Pamela E. Swett is a Canadian-American historian of 20th-century Germany and professor in the History department at McMaster University in Hamilton, Ontario, Canada. Swett has been the Dean of the Faculty of Humanities at McMaster University since 2019.

== Education and career ==
Swett has a bachelor's degree from Bryn Mawr College. She completed her Ph.D. at Brown University in 1999. She moved to McMaster University in 1999, and was promoted to full professor by 2015. In 2019 she became the dean of humanities at McMaster.

== Work ==
Swett's research is focused on the social and cultural history of the Weimar Republic and Nazi Germany. She is the author of several books and articles and is a coeditor of Reshaping Capitalism in Weimar and Nazi Germany with Moritz Föllmer (2022); Pleasure and Power in Nazi Germany (2011) with Fabrice d'Almeida and Corey Ross; and Selling Modernity: advertising in twentieth-century Germany (2007) with Jonathan Wiesen and Jonathan Zatlin. Swett and Wiesen are also coeditors of the Nazi Germany section of the online resource "German History in Documents and Images" by the German Historical Institute.
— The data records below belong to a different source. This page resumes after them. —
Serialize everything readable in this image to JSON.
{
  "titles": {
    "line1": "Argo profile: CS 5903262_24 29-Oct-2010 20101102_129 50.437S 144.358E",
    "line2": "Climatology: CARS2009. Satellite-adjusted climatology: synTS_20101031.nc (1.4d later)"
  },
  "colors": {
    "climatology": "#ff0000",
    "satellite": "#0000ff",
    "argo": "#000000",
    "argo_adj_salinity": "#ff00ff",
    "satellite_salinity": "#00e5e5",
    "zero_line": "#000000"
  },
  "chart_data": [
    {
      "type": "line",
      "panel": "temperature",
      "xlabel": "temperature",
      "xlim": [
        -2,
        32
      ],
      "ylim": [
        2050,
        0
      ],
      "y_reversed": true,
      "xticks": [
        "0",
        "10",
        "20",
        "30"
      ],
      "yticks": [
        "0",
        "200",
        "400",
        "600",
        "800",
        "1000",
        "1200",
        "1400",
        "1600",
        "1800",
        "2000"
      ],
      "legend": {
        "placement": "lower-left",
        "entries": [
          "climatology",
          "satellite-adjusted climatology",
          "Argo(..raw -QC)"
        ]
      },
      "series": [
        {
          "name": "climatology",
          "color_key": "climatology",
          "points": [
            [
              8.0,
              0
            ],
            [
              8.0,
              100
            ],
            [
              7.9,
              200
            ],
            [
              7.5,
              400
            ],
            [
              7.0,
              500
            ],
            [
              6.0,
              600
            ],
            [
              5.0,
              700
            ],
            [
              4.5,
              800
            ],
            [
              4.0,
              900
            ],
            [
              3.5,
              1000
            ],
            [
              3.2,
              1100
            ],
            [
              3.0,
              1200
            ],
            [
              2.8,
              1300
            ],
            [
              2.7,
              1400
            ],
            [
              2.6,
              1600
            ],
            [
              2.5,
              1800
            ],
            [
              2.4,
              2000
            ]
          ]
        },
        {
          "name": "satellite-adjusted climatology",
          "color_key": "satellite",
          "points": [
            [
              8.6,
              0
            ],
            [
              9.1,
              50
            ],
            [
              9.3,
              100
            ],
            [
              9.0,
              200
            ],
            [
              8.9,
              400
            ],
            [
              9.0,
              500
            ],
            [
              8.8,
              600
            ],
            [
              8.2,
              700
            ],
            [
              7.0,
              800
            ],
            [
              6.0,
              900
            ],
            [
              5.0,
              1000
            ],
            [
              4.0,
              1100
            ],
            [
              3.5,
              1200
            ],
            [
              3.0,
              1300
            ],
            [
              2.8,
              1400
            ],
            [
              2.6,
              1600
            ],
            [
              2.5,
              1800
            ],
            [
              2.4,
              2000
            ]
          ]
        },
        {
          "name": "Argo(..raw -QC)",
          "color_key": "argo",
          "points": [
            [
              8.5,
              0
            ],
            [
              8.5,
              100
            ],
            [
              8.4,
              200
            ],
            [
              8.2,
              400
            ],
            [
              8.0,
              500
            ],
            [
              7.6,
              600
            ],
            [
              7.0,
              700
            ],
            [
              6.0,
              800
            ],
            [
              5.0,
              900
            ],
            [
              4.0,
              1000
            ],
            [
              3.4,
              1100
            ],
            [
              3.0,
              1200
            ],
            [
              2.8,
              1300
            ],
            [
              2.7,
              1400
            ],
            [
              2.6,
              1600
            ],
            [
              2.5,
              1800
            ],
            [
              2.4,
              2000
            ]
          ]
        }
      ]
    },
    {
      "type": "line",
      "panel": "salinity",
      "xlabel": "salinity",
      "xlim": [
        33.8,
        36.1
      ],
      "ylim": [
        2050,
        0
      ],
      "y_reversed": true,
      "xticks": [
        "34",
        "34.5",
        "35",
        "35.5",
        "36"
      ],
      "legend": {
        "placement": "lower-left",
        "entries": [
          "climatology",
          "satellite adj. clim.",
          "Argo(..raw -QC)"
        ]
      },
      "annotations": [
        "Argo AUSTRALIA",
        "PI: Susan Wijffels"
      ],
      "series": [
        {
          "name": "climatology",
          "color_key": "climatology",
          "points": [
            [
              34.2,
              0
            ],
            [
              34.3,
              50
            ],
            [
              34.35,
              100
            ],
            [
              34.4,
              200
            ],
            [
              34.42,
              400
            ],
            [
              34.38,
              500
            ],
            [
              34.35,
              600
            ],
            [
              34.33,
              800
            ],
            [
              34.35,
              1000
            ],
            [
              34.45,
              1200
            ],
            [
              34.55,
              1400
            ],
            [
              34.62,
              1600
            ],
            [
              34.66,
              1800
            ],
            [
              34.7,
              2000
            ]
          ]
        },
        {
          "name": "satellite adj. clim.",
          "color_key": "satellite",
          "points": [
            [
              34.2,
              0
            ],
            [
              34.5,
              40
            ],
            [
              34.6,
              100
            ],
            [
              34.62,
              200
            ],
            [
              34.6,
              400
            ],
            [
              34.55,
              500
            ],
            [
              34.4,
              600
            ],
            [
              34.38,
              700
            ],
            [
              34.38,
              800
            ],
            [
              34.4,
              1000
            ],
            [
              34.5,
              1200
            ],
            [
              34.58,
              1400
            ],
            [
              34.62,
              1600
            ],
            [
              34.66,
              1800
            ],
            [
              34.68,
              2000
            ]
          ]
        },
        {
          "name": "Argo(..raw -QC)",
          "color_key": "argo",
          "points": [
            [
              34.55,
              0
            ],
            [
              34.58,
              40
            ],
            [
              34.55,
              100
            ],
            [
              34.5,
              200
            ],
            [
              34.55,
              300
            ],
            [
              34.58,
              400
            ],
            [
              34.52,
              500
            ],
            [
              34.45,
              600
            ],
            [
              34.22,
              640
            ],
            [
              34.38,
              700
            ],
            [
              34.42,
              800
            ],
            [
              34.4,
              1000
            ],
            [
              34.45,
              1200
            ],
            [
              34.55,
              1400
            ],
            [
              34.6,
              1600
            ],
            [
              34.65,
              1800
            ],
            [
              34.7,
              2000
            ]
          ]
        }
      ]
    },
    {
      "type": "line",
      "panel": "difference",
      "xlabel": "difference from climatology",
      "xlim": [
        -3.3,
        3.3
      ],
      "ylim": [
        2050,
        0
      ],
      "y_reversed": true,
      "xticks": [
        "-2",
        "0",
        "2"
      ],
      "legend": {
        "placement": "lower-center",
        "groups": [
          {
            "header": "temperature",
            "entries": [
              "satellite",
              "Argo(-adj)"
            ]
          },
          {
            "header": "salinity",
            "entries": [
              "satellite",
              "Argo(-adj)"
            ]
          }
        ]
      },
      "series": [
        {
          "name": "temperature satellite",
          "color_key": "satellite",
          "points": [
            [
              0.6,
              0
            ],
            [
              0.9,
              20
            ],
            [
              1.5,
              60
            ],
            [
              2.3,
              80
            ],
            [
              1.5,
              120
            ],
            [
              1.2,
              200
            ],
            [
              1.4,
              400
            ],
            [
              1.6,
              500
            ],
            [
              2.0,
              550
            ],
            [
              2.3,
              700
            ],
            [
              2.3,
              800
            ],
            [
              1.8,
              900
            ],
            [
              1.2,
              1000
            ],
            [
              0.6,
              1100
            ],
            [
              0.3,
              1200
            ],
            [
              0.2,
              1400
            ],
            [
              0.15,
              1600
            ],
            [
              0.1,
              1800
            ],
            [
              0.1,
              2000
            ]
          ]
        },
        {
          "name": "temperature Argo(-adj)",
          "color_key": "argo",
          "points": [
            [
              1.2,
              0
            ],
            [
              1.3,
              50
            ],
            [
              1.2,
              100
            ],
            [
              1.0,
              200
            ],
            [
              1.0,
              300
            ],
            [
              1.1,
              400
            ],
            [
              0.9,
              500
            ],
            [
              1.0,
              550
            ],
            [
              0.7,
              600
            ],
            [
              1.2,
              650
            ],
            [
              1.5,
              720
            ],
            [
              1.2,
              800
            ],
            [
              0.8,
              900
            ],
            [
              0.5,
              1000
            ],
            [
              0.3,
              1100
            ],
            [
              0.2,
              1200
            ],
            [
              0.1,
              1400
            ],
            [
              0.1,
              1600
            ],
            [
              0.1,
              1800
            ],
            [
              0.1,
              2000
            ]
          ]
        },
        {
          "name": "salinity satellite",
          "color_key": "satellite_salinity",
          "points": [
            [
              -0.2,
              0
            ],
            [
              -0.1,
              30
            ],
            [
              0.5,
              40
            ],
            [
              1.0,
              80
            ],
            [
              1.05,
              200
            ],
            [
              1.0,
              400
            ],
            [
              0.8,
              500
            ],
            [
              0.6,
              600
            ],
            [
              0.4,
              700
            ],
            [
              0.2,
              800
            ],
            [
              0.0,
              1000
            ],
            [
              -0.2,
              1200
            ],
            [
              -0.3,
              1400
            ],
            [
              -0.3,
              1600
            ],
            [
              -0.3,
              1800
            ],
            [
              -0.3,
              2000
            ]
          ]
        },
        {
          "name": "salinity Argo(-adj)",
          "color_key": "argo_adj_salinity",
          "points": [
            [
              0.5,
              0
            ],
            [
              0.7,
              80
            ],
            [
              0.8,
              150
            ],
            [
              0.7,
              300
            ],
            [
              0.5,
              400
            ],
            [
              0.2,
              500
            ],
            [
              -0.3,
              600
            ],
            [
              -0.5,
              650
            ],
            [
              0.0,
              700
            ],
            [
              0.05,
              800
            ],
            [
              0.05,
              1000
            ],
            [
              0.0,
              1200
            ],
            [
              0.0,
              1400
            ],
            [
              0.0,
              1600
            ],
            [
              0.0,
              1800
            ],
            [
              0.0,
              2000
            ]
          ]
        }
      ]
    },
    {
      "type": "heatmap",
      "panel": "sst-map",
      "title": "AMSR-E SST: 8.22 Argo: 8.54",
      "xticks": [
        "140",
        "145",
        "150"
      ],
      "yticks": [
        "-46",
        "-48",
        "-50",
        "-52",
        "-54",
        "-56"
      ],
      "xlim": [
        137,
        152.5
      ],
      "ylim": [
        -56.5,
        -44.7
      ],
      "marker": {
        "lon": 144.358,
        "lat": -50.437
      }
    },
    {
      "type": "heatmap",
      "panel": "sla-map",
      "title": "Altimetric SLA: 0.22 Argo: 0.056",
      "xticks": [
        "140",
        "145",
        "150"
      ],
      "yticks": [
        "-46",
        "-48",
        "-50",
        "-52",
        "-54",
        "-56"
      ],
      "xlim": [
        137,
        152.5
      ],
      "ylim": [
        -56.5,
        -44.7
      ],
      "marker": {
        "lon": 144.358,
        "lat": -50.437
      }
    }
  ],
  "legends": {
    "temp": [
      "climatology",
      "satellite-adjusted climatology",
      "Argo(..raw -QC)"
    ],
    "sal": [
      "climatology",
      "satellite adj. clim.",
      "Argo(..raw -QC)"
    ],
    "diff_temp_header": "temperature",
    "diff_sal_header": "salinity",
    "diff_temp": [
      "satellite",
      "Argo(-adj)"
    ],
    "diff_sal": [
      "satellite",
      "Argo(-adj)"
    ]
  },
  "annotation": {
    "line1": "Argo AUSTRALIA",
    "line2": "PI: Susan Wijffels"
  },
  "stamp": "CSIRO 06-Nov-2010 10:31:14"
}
As dean, Swett has played a key role in the establishment of the Wilson College of Leadership and Civic Engagement. In September 2022, Swett announced that the humanities at McMaster would be receiving a donation of 50 million dollars, the largest ever gift to the humanities in Canada from Lynton "Red" Wilson. The gift will establish a new multi-disciplinary college at McMaster; the Wilson College will be offering degrees in leadership and civic studies and will be the only program of its kind in Canada at the undergraduate level.
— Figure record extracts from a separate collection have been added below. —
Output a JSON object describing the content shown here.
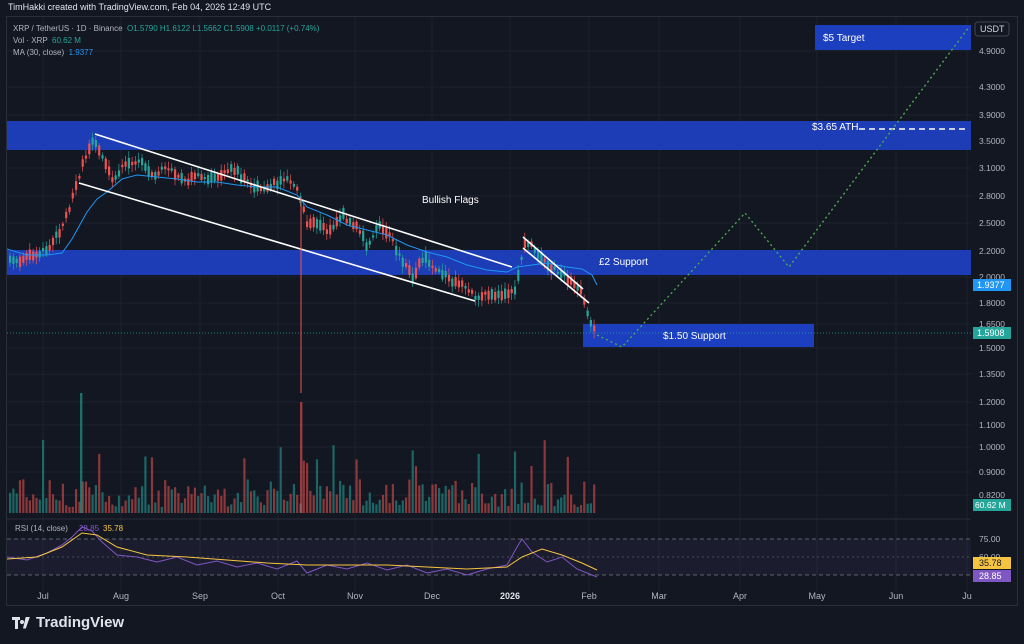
{
  "header": {
    "caption": "TimHakki created with TradingView.com, Feb 04, 2026 12:49 UTC"
  },
  "legend": {
    "symbol": "XRP / TetherUS · 1D · Binance",
    "ohlc": "O1.5790 H1.6122 L1.5662 C1.5908 +0.0117 (+0.74%)",
    "vol_label": "Vol · XRP",
    "vol_value": "60.62 M",
    "ma_label": "MA (30, close)",
    "ma_value": "1.9377",
    "rsi_label": "RSI (14, close)",
    "rsi_value_1": "28.85",
    "rsi_value_2": "35.78"
  },
  "price_axis": {
    "currency": "USDT",
    "ticks": [
      "4.9000",
      "4.3000",
      "3.9000",
      "3.5000",
      "3.1000",
      "2.8000",
      "2.5000",
      "2.2000",
      "2.0000",
      "1.8000",
      "1.6500",
      "1.5000",
      "1.3500",
      "1.2000",
      "1.1000",
      "1.0000",
      "0.9000",
      "0.8200"
    ],
    "badge_ma": "1.9377",
    "badge_price": "1.5908",
    "badge_vol": "60.62 M"
  },
  "rsi_axis": {
    "ticks": [
      "75.00",
      "60.00"
    ],
    "badge_1": "35.78",
    "badge_2": "28.85"
  },
  "time_axis": {
    "labels": [
      "Jul",
      "Aug",
      "Sep",
      "Oct",
      "Nov",
      "Dec",
      "2026",
      "Feb",
      "Mar",
      "Apr",
      "May",
      "Jun",
      "Ju"
    ]
  },
  "annotations": {
    "target": "$5 Target",
    "ath": "$3.65 ATH",
    "bullish_flags": "Bullish Flags",
    "support_2": "£2 Support",
    "support_150": "$1.50 Support"
  },
  "colors": {
    "up": "#26a69a",
    "down": "#ef5350",
    "zone": "#1c3fbf",
    "ma": "#2196f3",
    "rsi": "#7e57c2",
    "rsi_ma": "#f5c542",
    "projection": "#4caf50"
  },
  "footer": {
    "brand": "TradingView"
  }
}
== Selected publications ==
- Swett, Pamela E. (2004). "Neighbors and enemies: the culture of radicalism in Berlin, 1929-1933"
- Swett, Pamela E. (2007). "Selling modernity: advertising in twentieth-century Germany"
- Swett, Pamela E. (2011). "Pleasure and Power in Nazi Germany"
- Swett, Pamela E. (2014). "Selling Under the Swastika: advertising and commercial culture in Nazi Germany"
- Swett, Pamela E. (2022). Reshaping Capitalism in Weimar and Nazi Germany. New York: Cambridge University Press. ISBN 978-1-108-83354-7.
- Swett, P. E., & Wiesen, S. J. (2024). Nazi Germany: Society, Culture, and Politics. Bloomsbury Publishing. ISBN 978-1-350-11262-9
- Swett, Pamela (2024). "Humanities are taking a backseat to STEM education and that is creating problems"

== Honors and awards ==
Her dissertation received Brown University's Joukowsky Family Dissertation Award for distinguished thesis in the Social Sciences in 1999.